McCoy recognized the voice as that of Aidoann t’Khnialmnae, and wondered with a little shudder whether Nniol tr’AAnikh was aboard as well. There were thanks he had to make at second hand, and not waste too much time about doing it.
Then Aidoann’s voice came back sounding more concerned than before. “Commander, we have detected another beam-up from the Senate Chambers. This wasn’t anything to do with us.”
“Tr’Annhwi,” said McCoy to the air. He suddenly remembered that despite not wearing a weapon with his uniform—tr’Annhwi respected that tradition at least—the subcommander had been wearing an equipment belt. That meant a communicator. And that meant he could get back to Avenger, which if its captain was on-planet, had to be in orbit waiting for him.
“You know one of House s’Annhwi, Doctor?” asked Ael as she made for the door and the turbolift beyond. “Then my compliments on the quality of your enemies.”

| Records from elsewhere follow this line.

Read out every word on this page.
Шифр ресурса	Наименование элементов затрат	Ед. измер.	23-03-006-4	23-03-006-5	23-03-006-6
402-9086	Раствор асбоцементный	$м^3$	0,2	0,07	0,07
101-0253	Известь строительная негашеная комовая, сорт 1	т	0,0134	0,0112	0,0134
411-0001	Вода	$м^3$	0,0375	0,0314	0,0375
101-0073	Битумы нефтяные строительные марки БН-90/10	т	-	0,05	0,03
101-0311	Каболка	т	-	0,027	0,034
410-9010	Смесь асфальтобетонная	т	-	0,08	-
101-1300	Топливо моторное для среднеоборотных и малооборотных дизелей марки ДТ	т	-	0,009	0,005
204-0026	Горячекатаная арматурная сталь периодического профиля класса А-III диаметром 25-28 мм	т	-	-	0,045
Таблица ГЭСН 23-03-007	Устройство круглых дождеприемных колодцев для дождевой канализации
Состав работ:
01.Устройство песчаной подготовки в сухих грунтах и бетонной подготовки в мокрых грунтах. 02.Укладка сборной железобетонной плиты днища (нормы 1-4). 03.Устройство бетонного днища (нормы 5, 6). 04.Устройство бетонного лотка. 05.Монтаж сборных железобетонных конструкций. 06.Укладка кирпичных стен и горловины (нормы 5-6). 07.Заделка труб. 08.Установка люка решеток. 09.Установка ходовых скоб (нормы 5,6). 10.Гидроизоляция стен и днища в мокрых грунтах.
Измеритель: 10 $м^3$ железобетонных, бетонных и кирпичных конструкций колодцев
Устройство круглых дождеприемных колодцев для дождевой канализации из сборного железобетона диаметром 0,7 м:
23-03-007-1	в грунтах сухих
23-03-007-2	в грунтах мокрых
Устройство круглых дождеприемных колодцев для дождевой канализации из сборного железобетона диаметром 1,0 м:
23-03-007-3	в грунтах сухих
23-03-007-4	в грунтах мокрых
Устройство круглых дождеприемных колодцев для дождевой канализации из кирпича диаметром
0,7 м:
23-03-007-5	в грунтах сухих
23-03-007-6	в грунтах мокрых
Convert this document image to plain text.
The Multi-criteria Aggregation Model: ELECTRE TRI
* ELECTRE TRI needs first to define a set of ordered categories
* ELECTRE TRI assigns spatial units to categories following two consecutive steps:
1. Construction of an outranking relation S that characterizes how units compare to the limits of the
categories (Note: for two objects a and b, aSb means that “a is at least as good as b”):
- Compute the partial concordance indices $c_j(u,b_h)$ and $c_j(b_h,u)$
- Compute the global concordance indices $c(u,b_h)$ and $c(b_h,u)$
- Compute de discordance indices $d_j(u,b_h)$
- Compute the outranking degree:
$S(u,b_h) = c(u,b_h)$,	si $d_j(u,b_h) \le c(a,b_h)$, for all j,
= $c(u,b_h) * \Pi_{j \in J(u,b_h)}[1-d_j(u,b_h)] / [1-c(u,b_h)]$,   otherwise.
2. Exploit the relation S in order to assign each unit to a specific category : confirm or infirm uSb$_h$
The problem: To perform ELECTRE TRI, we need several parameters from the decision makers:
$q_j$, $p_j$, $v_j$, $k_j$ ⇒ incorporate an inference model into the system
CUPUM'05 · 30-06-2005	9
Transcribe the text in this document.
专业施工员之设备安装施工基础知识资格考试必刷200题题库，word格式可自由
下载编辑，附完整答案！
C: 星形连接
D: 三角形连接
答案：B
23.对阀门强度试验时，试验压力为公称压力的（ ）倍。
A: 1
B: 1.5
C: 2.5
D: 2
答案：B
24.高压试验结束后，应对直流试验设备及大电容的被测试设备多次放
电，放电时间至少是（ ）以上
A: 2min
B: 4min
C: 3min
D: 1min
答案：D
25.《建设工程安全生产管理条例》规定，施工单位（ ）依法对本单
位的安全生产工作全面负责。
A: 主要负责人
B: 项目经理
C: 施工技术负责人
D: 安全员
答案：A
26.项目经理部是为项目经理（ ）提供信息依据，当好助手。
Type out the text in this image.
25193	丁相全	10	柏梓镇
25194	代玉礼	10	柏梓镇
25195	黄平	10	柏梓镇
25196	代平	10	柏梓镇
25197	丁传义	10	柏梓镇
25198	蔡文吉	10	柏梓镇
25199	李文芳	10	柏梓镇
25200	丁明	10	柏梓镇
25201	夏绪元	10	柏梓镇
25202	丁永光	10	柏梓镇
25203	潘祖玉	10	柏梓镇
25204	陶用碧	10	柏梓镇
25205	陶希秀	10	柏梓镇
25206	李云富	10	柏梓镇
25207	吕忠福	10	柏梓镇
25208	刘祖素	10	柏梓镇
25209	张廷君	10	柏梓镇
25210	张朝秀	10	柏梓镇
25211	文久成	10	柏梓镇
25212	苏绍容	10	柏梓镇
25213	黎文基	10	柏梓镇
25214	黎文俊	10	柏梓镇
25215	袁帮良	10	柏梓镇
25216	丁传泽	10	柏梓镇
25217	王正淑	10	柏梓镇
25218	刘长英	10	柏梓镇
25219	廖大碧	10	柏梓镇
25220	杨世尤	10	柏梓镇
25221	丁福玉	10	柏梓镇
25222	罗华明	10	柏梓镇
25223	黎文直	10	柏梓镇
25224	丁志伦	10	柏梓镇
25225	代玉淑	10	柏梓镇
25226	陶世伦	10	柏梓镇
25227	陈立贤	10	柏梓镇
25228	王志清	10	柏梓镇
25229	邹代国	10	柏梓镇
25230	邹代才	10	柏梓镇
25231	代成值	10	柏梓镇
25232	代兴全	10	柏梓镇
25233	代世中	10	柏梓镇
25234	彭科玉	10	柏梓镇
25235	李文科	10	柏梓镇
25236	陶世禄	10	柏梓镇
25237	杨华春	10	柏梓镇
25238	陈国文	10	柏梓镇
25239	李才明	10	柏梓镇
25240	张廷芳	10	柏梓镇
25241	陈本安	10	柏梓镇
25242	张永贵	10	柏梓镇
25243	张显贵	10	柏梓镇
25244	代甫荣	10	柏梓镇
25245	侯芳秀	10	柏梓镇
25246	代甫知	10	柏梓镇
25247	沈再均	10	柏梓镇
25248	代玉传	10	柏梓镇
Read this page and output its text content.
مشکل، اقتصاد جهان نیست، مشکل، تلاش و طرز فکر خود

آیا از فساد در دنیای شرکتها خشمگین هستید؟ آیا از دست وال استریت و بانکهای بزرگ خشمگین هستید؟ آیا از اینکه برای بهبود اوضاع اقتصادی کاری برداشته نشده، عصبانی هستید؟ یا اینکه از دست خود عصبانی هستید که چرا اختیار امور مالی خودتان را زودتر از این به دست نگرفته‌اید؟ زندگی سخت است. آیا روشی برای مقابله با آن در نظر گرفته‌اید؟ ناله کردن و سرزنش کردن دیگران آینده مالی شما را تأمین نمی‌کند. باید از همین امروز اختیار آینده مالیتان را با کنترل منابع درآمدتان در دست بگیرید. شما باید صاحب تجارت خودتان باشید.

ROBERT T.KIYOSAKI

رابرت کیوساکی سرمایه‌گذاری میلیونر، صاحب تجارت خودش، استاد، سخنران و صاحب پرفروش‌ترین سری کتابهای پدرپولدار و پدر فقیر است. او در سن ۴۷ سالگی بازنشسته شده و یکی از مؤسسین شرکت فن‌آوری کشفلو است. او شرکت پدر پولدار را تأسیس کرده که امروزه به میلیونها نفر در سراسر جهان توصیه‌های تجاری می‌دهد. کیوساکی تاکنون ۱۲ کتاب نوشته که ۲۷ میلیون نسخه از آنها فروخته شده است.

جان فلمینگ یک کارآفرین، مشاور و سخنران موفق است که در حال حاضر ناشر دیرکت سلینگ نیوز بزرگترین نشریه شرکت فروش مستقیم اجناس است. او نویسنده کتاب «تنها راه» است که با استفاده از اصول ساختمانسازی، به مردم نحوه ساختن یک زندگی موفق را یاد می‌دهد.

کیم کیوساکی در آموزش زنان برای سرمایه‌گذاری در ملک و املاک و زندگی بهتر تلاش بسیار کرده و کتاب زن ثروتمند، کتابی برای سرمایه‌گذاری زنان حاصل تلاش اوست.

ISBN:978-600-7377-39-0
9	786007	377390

If he had thought the transporter room was cramped, that was nothing to being inside a turbolift with a Rihannsu commander and a noticeably oversized Horta. Getting out onto Bloodwing’s little bridge was almost a relief—though once Naraht rumbled after them, the situation became much as before. N
obody looked up to stare, even though the news of their arrival with the Sword had probably run through the ship in the few seconds that they were in the lift, and nobody moved from their seat while their commander was on the bridge. Or almost nobody.
None of Ael’s people wore Rihannsu Fleet uniform now, even though they were still dressed in a distinctly military style, but the young man who kick-swiveled his station chair around and then left it in a single springy bounce wore neither Romulan nor makeshift. He was Terran-human, in a Federation Starfleet command uniform, and he was grinning as he reached out to shake the doctor’s hand.
“Well, Dr. McCoy!” he said, shaking as vigorously as someone priming an old-style water pump, “I’m glad to see you’re not dead yet!” And grinned even wider as McCoy gaped in confusion. This was an elaboration he hadn’t expected. “Luks, sir. Ensign Ron Luks, of Starfleet Intelligence.”
“Ah.” Everything became suddenly clear. “So Admiral Perry sent you to hold the old man’s hand. On the wrist, or off it?”
Luks stopping shaking hands and went a little pink. Then he grinned again. “I acted as courier for the access codes on our side of the Neutral Zone, sir—and I was hoping to see some action,” he said, “but so far it’s just been a flitter-ride.”
“A very long flitter-ride,” said Ael, sitting down in her Command chair. “Or perhaps it only seemed that way. Starfleet’s ensigns, Doctor, seem to vie with one another in the display of enthusiasm. But I think we’ve found the action that you wanted so badly. Tactical.” Schematics came up on the main screen, showing their position near the surface of ch’Rihan and that of Avenger in a high geosynchronous orbit.